Imagem por @ollyy / freepik
Segundo informações do site Alzheimer’s Association o Mal de Alzheimer pode apresentar três estágios: leve, moderado e grave, podendo cada pessoa apresentar sintomas – ou progredir através dos estágios – de maneira diferente já que a referida doença pode afetar as pessoas de maneiras diferentes.
Enquanto Cartorário a orientação recebida era negar a lavratura de qualquer ato notarial para quem não estivesse muito bem orientado no tempo e espaço, demonstrando, dentre outros requisitos, incapacidade para o ato.
Quando era informado então que o interessado era portador de ALZHEIMER então a recusa era imediata e absoluta.
Mas veio a Lei 13.146/2015 (Estatuto da Pessoa com DEFICIÊNCIA) e obrigou os Serviços Notariais e de Registro a reverem esse olhar sobre a pessoa acometida por Defiências, das mais variadas espécies, inclusive a mental.
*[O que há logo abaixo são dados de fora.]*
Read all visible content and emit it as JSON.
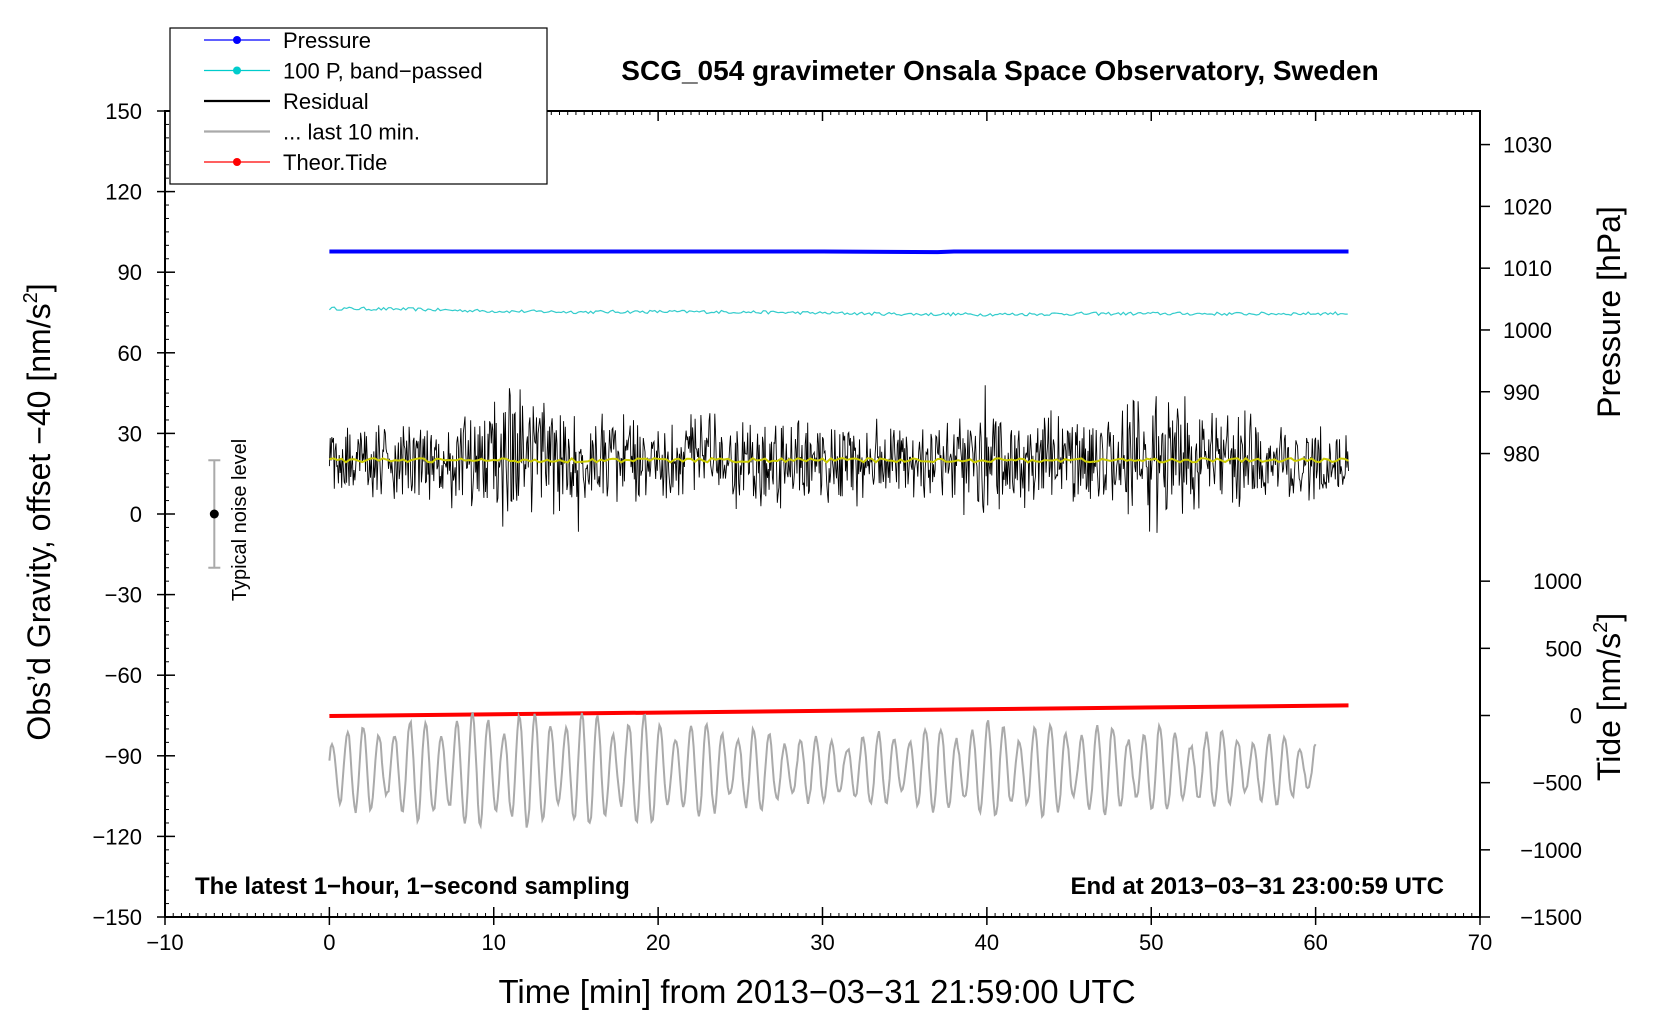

Reza o artigo 83 do referido Estatuto:
“Art. 83. Os SERVIÇOS NOTARIAIS e de REGISTRO NÃO PODEM NEGAR ou criar óbices ou condições diferenciadas à prestação de seus serviços em razão de deficiência do solicitante, devendo reconhecer sua capacidade legal plena, garantida a acessibilidade.
Parágrafo único. O descumprimento do disposto no caput deste artigo constitui discriminação em razão de deficiência”.
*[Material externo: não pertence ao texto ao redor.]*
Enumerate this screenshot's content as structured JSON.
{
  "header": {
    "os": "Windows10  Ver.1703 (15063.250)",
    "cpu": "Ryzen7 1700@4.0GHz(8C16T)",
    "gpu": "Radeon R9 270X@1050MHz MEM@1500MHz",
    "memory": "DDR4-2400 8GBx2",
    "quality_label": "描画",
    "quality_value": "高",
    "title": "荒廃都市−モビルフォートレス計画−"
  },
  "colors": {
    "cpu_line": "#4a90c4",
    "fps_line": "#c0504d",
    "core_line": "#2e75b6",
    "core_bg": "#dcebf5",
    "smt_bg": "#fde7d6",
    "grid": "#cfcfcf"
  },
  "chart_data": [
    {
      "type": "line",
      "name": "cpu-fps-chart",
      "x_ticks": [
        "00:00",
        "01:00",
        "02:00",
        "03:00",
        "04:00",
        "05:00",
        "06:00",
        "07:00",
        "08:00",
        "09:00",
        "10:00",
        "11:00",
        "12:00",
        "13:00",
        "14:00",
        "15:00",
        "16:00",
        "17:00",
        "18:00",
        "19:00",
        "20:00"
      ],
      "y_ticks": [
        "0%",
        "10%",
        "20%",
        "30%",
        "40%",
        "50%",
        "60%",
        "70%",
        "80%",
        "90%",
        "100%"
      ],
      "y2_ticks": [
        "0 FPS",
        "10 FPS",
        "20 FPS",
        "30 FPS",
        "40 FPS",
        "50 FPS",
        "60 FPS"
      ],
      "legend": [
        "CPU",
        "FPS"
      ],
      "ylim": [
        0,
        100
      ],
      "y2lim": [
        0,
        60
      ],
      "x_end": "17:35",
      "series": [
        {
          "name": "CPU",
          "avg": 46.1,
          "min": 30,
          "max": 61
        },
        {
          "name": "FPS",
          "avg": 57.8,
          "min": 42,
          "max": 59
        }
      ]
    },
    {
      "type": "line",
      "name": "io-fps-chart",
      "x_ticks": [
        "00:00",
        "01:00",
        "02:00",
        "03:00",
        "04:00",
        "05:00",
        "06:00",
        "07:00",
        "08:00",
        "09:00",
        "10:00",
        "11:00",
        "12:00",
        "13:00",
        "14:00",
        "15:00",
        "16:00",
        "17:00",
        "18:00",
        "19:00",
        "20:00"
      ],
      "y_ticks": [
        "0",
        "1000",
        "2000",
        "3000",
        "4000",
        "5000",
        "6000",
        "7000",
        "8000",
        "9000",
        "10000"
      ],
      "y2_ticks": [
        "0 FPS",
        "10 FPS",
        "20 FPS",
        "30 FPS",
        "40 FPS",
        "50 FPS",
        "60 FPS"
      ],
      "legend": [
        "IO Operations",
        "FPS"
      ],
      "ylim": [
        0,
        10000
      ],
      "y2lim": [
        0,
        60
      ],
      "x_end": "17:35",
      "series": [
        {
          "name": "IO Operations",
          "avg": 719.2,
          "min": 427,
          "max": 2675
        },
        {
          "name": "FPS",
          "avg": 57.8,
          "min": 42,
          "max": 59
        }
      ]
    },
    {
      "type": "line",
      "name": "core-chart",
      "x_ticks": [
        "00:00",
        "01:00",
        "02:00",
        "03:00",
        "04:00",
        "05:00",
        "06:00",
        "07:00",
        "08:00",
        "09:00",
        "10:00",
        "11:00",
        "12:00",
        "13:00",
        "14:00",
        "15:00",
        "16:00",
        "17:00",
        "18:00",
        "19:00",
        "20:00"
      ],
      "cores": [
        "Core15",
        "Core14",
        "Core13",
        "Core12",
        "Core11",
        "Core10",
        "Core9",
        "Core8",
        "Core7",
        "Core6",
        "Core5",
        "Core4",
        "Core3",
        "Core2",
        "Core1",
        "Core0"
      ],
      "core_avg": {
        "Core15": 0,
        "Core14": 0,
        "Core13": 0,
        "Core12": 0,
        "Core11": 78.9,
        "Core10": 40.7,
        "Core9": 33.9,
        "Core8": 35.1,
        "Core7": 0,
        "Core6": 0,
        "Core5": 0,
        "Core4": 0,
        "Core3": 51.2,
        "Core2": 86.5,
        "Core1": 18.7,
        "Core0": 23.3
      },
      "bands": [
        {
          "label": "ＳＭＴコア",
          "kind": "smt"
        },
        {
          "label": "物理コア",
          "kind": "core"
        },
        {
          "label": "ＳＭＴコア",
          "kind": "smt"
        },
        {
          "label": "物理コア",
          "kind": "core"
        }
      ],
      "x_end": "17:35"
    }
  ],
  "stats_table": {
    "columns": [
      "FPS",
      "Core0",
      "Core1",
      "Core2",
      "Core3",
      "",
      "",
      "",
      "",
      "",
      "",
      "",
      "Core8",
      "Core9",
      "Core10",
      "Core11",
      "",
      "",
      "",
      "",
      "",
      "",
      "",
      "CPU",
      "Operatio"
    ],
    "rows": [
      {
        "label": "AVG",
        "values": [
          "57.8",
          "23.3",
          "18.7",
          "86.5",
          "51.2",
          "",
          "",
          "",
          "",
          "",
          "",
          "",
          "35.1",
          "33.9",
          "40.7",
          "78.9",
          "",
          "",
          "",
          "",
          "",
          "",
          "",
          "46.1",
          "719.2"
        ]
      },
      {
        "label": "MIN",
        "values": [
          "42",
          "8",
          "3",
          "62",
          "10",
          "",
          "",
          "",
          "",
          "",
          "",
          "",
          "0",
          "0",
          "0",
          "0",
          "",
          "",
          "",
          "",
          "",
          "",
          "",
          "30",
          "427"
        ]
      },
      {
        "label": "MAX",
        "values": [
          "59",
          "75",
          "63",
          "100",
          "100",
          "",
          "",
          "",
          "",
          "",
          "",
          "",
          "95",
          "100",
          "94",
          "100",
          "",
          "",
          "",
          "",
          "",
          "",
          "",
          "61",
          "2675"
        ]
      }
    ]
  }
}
Comentando o referido artigo os ilustres Promotores de Justiça CRISTIANO CHAVES DE FARIAS, ROGERIO SANCHES CUNHA e RONALDO BATISTA PINTO (Estatuto da Pessoa com Deficiência Comentado. 2016) assim asseveram:
“Desatreladas, em definitivo e para sempre, as definições de DEFICIÊNCIA e INCAPACIDADE JURÍDICA, não mais se pode considerar incapaz uma pessoa pelo simples fato de ser DEFICIENTE – física, mental ou intelectualmente. Com isso, a pessoa com deficiência é PLENAMENTE CAPAZ, salvo se não puder exprimir sua vontade”.
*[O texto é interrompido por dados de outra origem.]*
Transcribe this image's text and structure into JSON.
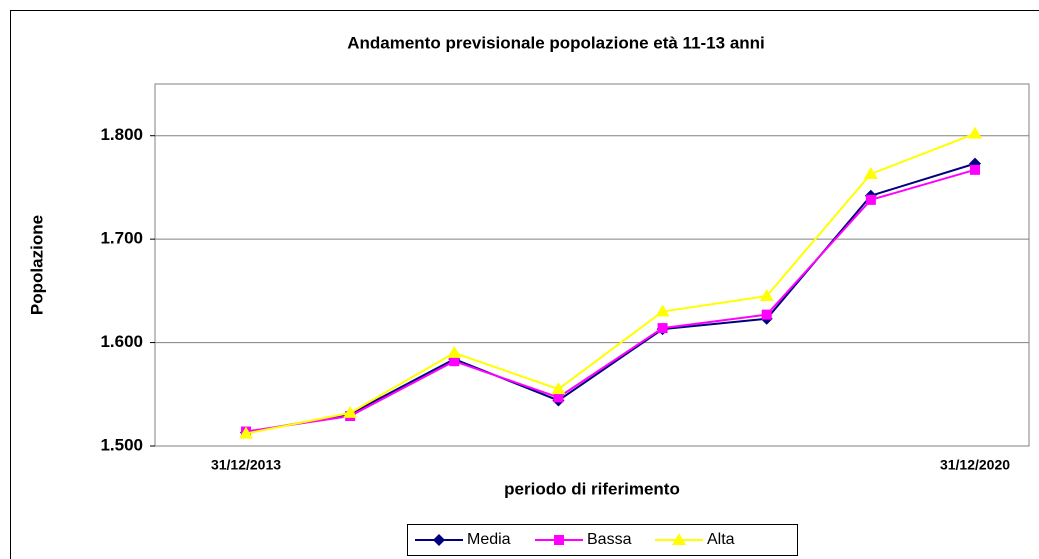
{
  "chart_data": {
    "type": "line",
    "title": "Andamento previsionale popolazione età 11-13 anni",
    "xlabel": "periodo di riferimento",
    "ylabel": "Popolazione",
    "categories": [
      "31/12/2013",
      null,
      null,
      null,
      null,
      null,
      null,
      "31/12/2020"
    ],
    "series": [
      {
        "name": "Media",
        "color": "#000080",
        "marker": "diamond",
        "values": [
          1513,
          1531,
          1584,
          1544,
          1613,
          1623,
          1742,
          1773
        ]
      },
      {
        "name": "Bassa",
        "color": "#ff00ff",
        "marker": "square",
        "values": [
          1514,
          1529,
          1582,
          1547,
          1614,
          1627,
          1738,
          1767
        ]
      },
      {
        "name": "Alta",
        "color": "#ffff00",
        "marker": "triangle",
        "values": [
          1512,
          1532,
          1590,
          1555,
          1630,
          1645,
          1763,
          1802
        ]
      }
    ],
    "ylim": [
      1500,
      1850
    ],
    "yticks": [
      {
        "value": 1500,
        "label": "1.500"
      },
      {
        "value": 1600,
        "label": "1.600"
      },
      {
        "value": 1700,
        "label": "1.700"
      },
      {
        "value": 1800,
        "label": "1.800"
      }
    ],
    "grid": true,
    "legend": "bottom"
  }
}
Ve-se, portanto, que o simples fato de ser portador do MAL DE ALZHEIMER não pode ser obstáculo para a lavratura de Atos Notariais, especialmente Testamentos, desde que seja aferida a capacidade para o ato – devendo ser lembrado, como visto outrora, que tal doença possui ESTÁGIOS e NÍVEIS DE GRADAÇÃO DA INCAPACIDADE.
Importante anotar também que o Tabelionato não poderá exigir ATESTADOS MÉDICOS para a lavratura do ato notarial (como já resta assentado aqui no Rio de Janeiro através do Proc. CGJ/RJ 2007.115496) e também que a incapacidade que se presta para a anulação, p.ex., de eventual TESTAMENTO terá que ser aquela do momento da lavratura do ato, tal como determina o art. 1.861 do CCB/2002:
“TJSP. 0000870-73.2014.8.26.0028. J. em: 05/06/2017. AÇÃO DECLARATÓRIA DE NULIDADE DE ESCRITURA PÚBLICA DE TESTAMENTO. A escritura pública, lavrada por tabelião, é documento dotado de fé pública (art. 215, CC), podendo ser desconstituída apenas mediante a prova cabal de nulidade. Ausência de comprovação de inaptidão do testador para a prática do ato jurídico, na ocasião da elaboração do testamento, nos termos do artigo 1.860 do Código Civil c/c 333, I, CPC/73. Incapacidade superveniente do testador não invalida o testamento – Inteligência do artigo 1.861, CC. Sentença mantida – Recurso improvido”.